Blackest-Black Spire

A blacker-than-black spire for the Notre Dame.

Belgian artist Frederik De Wilde joins the global architectural contest to design a new Notre-Dame spire adapted to the techniques and challenges of our era with a blacker-than-black spire.

Artist comment:

“As a phoenix that rises from the ashes of Our Lady, the new spire should represent a trace of its drama and embody our common felt loss; making it palpable and felt whilst visually hiding. La Flèche should become a true 21st century contribution on the fringe of art, science and technology; A blacker-than-black spire challenging our perception whilst hovering between the analogue and the digital, presence and absence, seeing and non-seeing. La Flèche will be visually reduced to a blacker-than-black silhouette catching all light just like a perfect solar cell, reinforcing the green vision of the city of lights. Hope is kindled. My inspiration is drawn from the French artist Yves Klein whom said: “Only when an artist has the courage to dissolve into empty space, into the Void, will he be able to create something genuinely new, essential, yet undogmatic and potentially meaningful to all.”

 

Blacker than black – New ‘Flèche’ for the Notre Dame in Paris by Sofie Renap

History, emptiness, scars, memory, future 

On Monday evening the 15th of April, the city of Paris held his breath when the cathedral Notre Dame burned down. The whole building was on fire, and when the steeple collapsed, the emotions ran very high. A careful sigh of relief went through the people when it wasn’t not the whole building that burned down. There was still some hope left. This ancient building that already carries many stories, has an extra story to tell now. 

The stories start at the very beginning, when the cathedral was built in 1163. Only in the 19th century, the spire of 90 meters high was build, under the watchful eye of architect Eugène Viollet-le-Duc (1814-1879).
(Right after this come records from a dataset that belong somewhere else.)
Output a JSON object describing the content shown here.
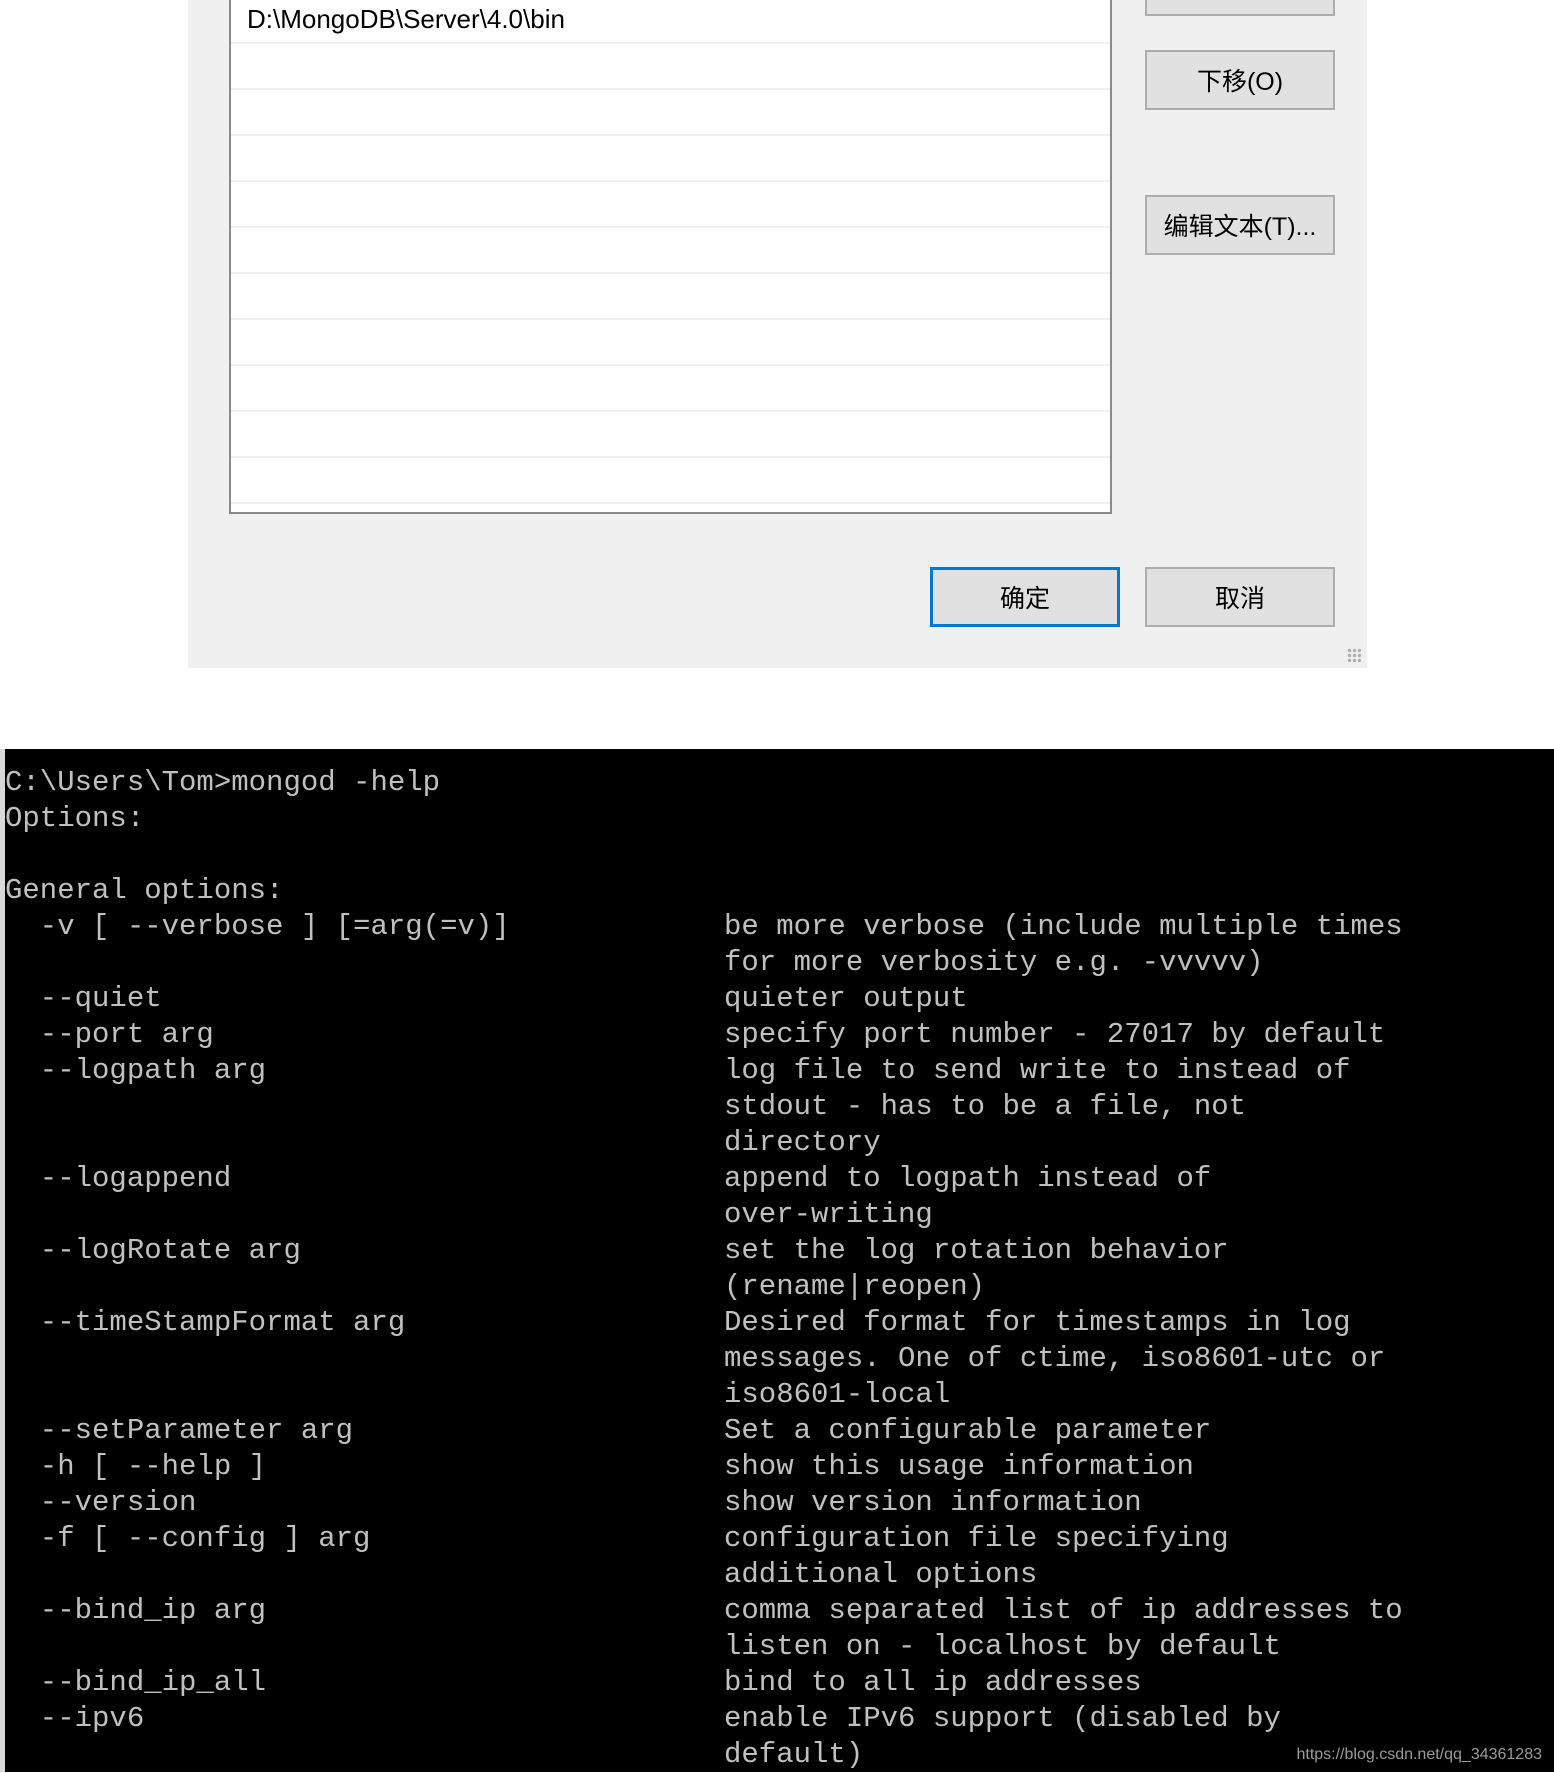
{
  "dialog": {
    "path_list": [
      "D:\\MongoDB\\Server\\4.0\\bin",
      "",
      "",
      "",
      "",
      "",
      "",
      "",
      "",
      "",
      ""
    ],
    "buttons": {
      "move_down": "下移(O)",
      "edit_text": "编辑文本(T)...",
      "ok": "确定",
      "cancel": "取消"
    },
    "accent_color": "#0078d7"
  },
  "terminal": {
    "lines": [
      {
        "opt": "C:\\Users\\Tom>mongod -help",
        "desc": ""
      },
      {
        "opt": "Options:",
        "desc": ""
      },
      {
        "opt": "",
        "desc": ""
      },
      {
        "opt": "General options:",
        "desc": ""
      },
      {
        "opt": "  -v [ --verbose ] [=arg(=v)]",
        "desc": "be more verbose (include multiple times"
      },
      {
        "opt": "",
        "desc": "for more verbosity e.g. -vvvvv)"
      },
      {
        "opt": "  --quiet",
        "desc": "quieter output"
      },
      {
        "opt": "  --port arg",
        "desc": "specify port number - 27017 by default"
      },
      {
        "opt": "  --logpath arg",
        "desc": "log file to send write to instead of"
      },
      {
        "opt": "",
        "desc": "stdout - has to be a file, not"
      },
      {
        "opt": "",
        "desc": "directory"
      },
      {
        "opt": "  --logappend",
        "desc": "append to logpath instead of"
      },
      {
        "opt": "",
        "desc": "over-writing"
      },
      {
        "opt": "  --logRotate arg",
        "desc": "set the log rotation behavior"
      },
      {
        "opt": "",
        "desc": "(rename|reopen)"
      },
      {
        "opt": "  --timeStampFormat arg",
        "desc": "Desired format for timestamps in log"
      },
      {
        "opt": "",
        "desc": "messages. One of ctime, iso8601-utc or"
      },
      {
        "opt": "",
        "desc": "iso8601-local"
      },
      {
        "opt": "  --setParameter arg",
        "desc": "Set a configurable parameter"
      },
      {
        "opt": "  -h [ --help ]",
        "desc": "show this usage information"
      },
      {
        "opt": "  --version",
        "desc": "show version information"
      },
      {
        "opt": "  -f [ --config ] arg",
        "desc": "configuration file specifying"
      },
      {
        "opt": "",
        "desc": "additional options"
      },
      {
        "opt": "  --bind_ip arg",
        "desc": "comma separated list of ip addresses to"
      },
      {
        "opt": "",
        "desc": "listen on - localhost by default"
      },
      {
        "opt": "  --bind_ip_all",
        "desc": "bind to all ip addresses"
      },
      {
        "opt": "  --ipv6",
        "desc": "enable IPv6 support (disabled by"
      },
      {
        "opt": "",
        "desc": "default)"
      }
    ]
  },
  "watermark": "https://blog.csdn.net/qq_34361283"
}
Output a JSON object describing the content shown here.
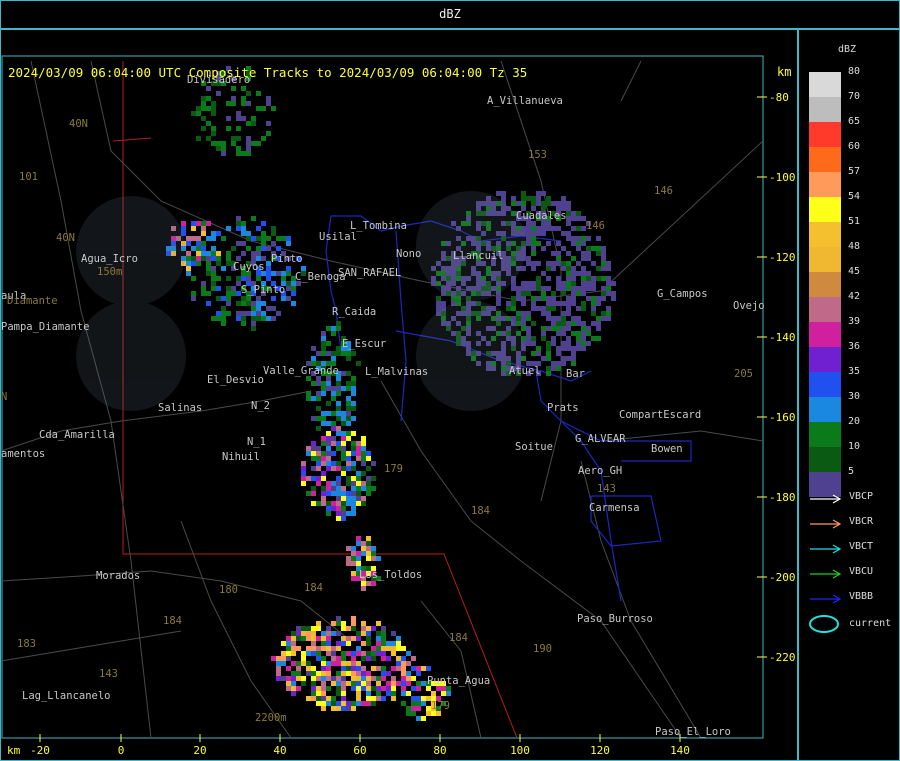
{
  "window_title": "dBZ",
  "header": {
    "text": "2024/03/09 06:04:00 UTC Composite Tracks to 2024/03/09 06:04:00 Tz 35",
    "km_unit": "km"
  },
  "axes": {
    "x_unit": "km",
    "x_ticks": [
      "-20",
      "0",
      "20",
      "40",
      "60",
      "80",
      "100",
      "120",
      "140"
    ],
    "y_ticks": [
      "-80",
      "-100",
      "-120",
      "-140",
      "-160",
      "-180",
      "-200",
      "-220"
    ]
  },
  "places": [
    {
      "name": "Divisadero"
    },
    {
      "name": "A_Villanueva"
    },
    {
      "name": "Usilal"
    },
    {
      "name": "L_Tombina"
    },
    {
      "name": "Nono"
    },
    {
      "name": "Llancuil"
    },
    {
      "name": "Cuadales"
    },
    {
      "name": "Agua_Icro"
    },
    {
      "name": "Cuyos"
    },
    {
      "name": "Pinto"
    },
    {
      "name": "Pampa_Diamante"
    },
    {
      "name": "C_Benoga"
    },
    {
      "name": "SAN_RAFAEL"
    },
    {
      "name": "G_Campos"
    },
    {
      "name": "S_Pinto"
    },
    {
      "name": "R_Caida"
    },
    {
      "name": "Ovejo"
    },
    {
      "name": "E_Escur"
    },
    {
      "name": "Valle_Grande"
    },
    {
      "name": "L_Malvinas"
    },
    {
      "name": "Atuel"
    },
    {
      "name": "Bar"
    },
    {
      "name": "El_Desvio"
    },
    {
      "name": "Salinas"
    },
    {
      "name": "N_2"
    },
    {
      "name": "Prats"
    },
    {
      "name": "CompartEscard"
    },
    {
      "name": "Cda_Amarilla"
    },
    {
      "name": "N_1"
    },
    {
      "name": "G_ALVEAR"
    },
    {
      "name": "Soitue"
    },
    {
      "name": "Bowen"
    },
    {
      "name": "amentos"
    },
    {
      "name": "Nihuil"
    },
    {
      "name": "Aero_GH"
    },
    {
      "name": "Carmensa"
    },
    {
      "name": "Morados"
    },
    {
      "name": "Los_Toldos"
    },
    {
      "name": "Paso_Burroso"
    },
    {
      "name": "Lag_Llancanelo"
    },
    {
      "name": "Punta_Agua"
    },
    {
      "name": "Paso_El_Loro"
    },
    {
      "name": "aula"
    }
  ],
  "road_labels": [
    "101",
    "40N",
    "40N",
    "153",
    "146",
    "146",
    "179",
    "184",
    "184",
    "143",
    "180",
    "190",
    "184",
    "183",
    "184",
    "179",
    "143",
    "205",
    "150m",
    "2200m",
    "N",
    "Diamante"
  ],
  "legend": {
    "title": "dBZ",
    "scale": [
      {
        "label": "80",
        "color": "#d9d9d9"
      },
      {
        "label": "70",
        "color": "#bdbdbd"
      },
      {
        "label": "65",
        "color": "#ff3a2a"
      },
      {
        "label": "60",
        "color": "#ff6a1a"
      },
      {
        "label": "57",
        "color": "#ff9a5a"
      },
      {
        "label": "54",
        "color": "#ffff1a"
      },
      {
        "label": "51",
        "color": "#f5c030"
      },
      {
        "label": "48",
        "color": "#f0b830"
      },
      {
        "label": "45",
        "color": "#d08a40"
      },
      {
        "label": "42",
        "color": "#c06a8a"
      },
      {
        "label": "39",
        "color": "#d020a0"
      },
      {
        "label": "36",
        "color": "#7020d0"
      },
      {
        "label": "35",
        "color": "#2050f0"
      },
      {
        "label": "30",
        "color": "#1a88e0"
      },
      {
        "label": "20",
        "color": "#0a7a1a"
      },
      {
        "label": "10",
        "color": "#0a5a14"
      },
      {
        "label": "5",
        "color": "#504090"
      }
    ],
    "tracks": [
      {
        "label": "VBCP",
        "color": "#ffffff"
      },
      {
        "label": "VBCR",
        "color": "#ff9a5a"
      },
      {
        "label": "VBCT",
        "color": "#22e0e0"
      },
      {
        "label": "VBCU",
        "color": "#22d022"
      },
      {
        "label": "VBBB",
        "color": "#1a28ff"
      }
    ],
    "current_label": "current",
    "current_color": "#22e0e0"
  }
}
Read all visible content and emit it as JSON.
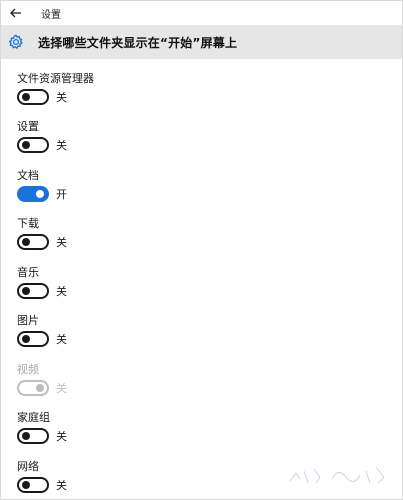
{
  "window": {
    "title": "设置"
  },
  "header": {
    "title": "选择哪些文件夹显示在“开始”屏幕上"
  },
  "settings": [
    {
      "label": "文件资源管理器",
      "state": "关",
      "on": false,
      "disabled": false
    },
    {
      "label": "设置",
      "state": "关",
      "on": false,
      "disabled": false
    },
    {
      "label": "文档",
      "state": "开",
      "on": true,
      "disabled": false
    },
    {
      "label": "下载",
      "state": "关",
      "on": false,
      "disabled": false
    },
    {
      "label": "音乐",
      "state": "关",
      "on": false,
      "disabled": false
    },
    {
      "label": "图片",
      "state": "关",
      "on": false,
      "disabled": false
    },
    {
      "label": "视频",
      "state": "关",
      "on": false,
      "disabled": true
    },
    {
      "label": "家庭组",
      "state": "关",
      "on": false,
      "disabled": false
    },
    {
      "label": "网络",
      "state": "关",
      "on": false,
      "disabled": false
    }
  ],
  "colors": {
    "accent": "#1a73d8",
    "header_bg": "#e6e6e6",
    "disabled": "#bdbdbd"
  },
  "icons": {
    "back": "arrow-left-icon",
    "settings": "gear-icon"
  }
}
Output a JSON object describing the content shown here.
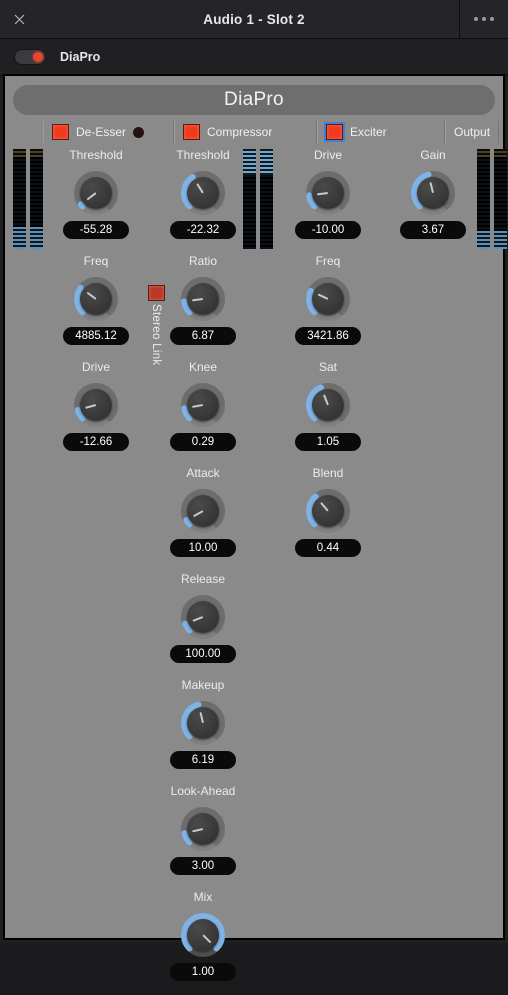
{
  "titlebar": {
    "close_icon": "close-icon",
    "title": "Audio 1 - Slot 2",
    "menu_icon": "more-options-icon"
  },
  "enable_strip": {
    "plugin_name": "DiaPro",
    "power_state": "on"
  },
  "plugin": {
    "title": "DiaPro",
    "accent_color": "#7fb2e5",
    "led_color": "#f03a1e",
    "panel_color": "#8a8a8a"
  },
  "tabs": [
    {
      "label": "De-Esser",
      "has_led": true,
      "led_focused": false,
      "has_dot": true
    },
    {
      "label": "Compressor",
      "has_led": true,
      "led_focused": false,
      "has_dot": false
    },
    {
      "label": "Exciter",
      "has_led": true,
      "led_focused": true,
      "has_dot": false
    },
    {
      "label": "Output",
      "has_led": false,
      "led_focused": false,
      "has_dot": false
    }
  ],
  "stereo_link": {
    "label": "Stereo Link",
    "enabled": true
  },
  "columns": [
    {
      "name": "de-esser",
      "controls": [
        {
          "label": "Threshold",
          "value": "-55.28",
          "arc": 0.03
        },
        {
          "label": "Freq",
          "value": "4885.12",
          "arc": 0.3
        },
        {
          "label": "Drive",
          "value": "-12.66",
          "arc": 0.11
        }
      ]
    },
    {
      "name": "compressor",
      "controls": [
        {
          "label": "Threshold",
          "value": "-22.32",
          "arc": 0.38
        },
        {
          "label": "Ratio",
          "value": "6.87",
          "arc": 0.14
        },
        {
          "label": "Knee",
          "value": "0.29",
          "arc": 0.13
        },
        {
          "label": "Attack",
          "value": "10.00",
          "arc": 0.06
        },
        {
          "label": "Release",
          "value": "100.00",
          "arc": 0.09
        },
        {
          "label": "Makeup",
          "value": "6.19",
          "arc": 0.45
        },
        {
          "label": "Look-Ahead",
          "value": "3.00",
          "arc": 0.12
        },
        {
          "label": "Mix",
          "value": "1.00",
          "arc": 1.0
        }
      ]
    },
    {
      "name": "exciter",
      "controls": [
        {
          "label": "Drive",
          "value": "-10.00",
          "arc": 0.14
        },
        {
          "label": "Freq",
          "value": "3421.86",
          "arc": 0.26
        },
        {
          "label": "Sat",
          "value": "1.05",
          "arc": 0.42
        },
        {
          "label": "Blend",
          "value": "0.44",
          "arc": 0.35
        }
      ]
    },
    {
      "name": "output",
      "controls": [
        {
          "label": "Gain",
          "value": "3.67",
          "arc": 0.45
        }
      ]
    }
  ],
  "meters": {
    "input_left": {
      "top_color": "#4a4228",
      "bottom_color": "#5c90b8",
      "top_pct": 8,
      "bottom_pct": 22
    },
    "gain_reduction": {
      "top_color": "#6fa8cf",
      "bottom_color": "#0b1117",
      "top_pct": 26,
      "bottom_pct": 0
    },
    "output_right": {
      "top_color": "#4a4228",
      "bottom_color": "#5c90b8",
      "top_pct": 8,
      "bottom_pct": 18
    }
  }
}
From this moment on, the ‘Flèche’ was an indispensable part of the immemorial building. Paradoxically, the disappearance of the iconic steeple makes that it will never be forgotten. It will, forever, have a place in the memories of people, only the physical absence remains. 

Characteristic about emptiness is that it arises by chance and unplanned, thence they make place for a new, also unplanned, future. By building a new steeple, the emptiness of the old one should be filled up, with enough remaining space for memories about how the ‘Flèche’ used to look. An emptiness arises in the past, and it carries a memory that is indelible. 

Trying to convert something invisible as emptiness into something with volume, is a fragile task. ‘Casting the invisible’, moving the social memory to a physical object. Materially visualizing a loss ensures that the memory will stay alive (literally, in this case). 

That leads to another paradox. Materially capturing emptiness causes a preservation of the image from the original early gothic architecture of the cathedral in the collective memory. It maintains the past, the old structure of the building. 

A new steeple that’s blacker than black, can perfectly embody this loss. The color absorbs all the light, thereby almost no forms can be seen. Black emphasizes the absence of shapes and the former view. There is room for a memory of things that were, but becomes clear that what was, isn’t anymore. 

From the moment the loss is materialized in this way, there is a new object, and every object casts a shadow. It supplies the double proof of what once was; it shapes the form of what is there now, but it cannot exist on its own. It can serve as the metaphor for the absence, as the secret shade of the presence. The divergent presence of the tower gives place to an elusive, but essential absence. When it’s dark, and the shadow is invisible, we imagine it unconsciously for the realism of the physical object. 

The blacker-than-black ‘Flèche’ is like a scar on a place that holds a collective memory, where the scar manifests itself as the memory. The emptiness as an object in the city portrays the past, and encourages flashbacks. The unavoidable process of transience is underscored by the emptiness, the new steeple becomes the visualization of the passage of time.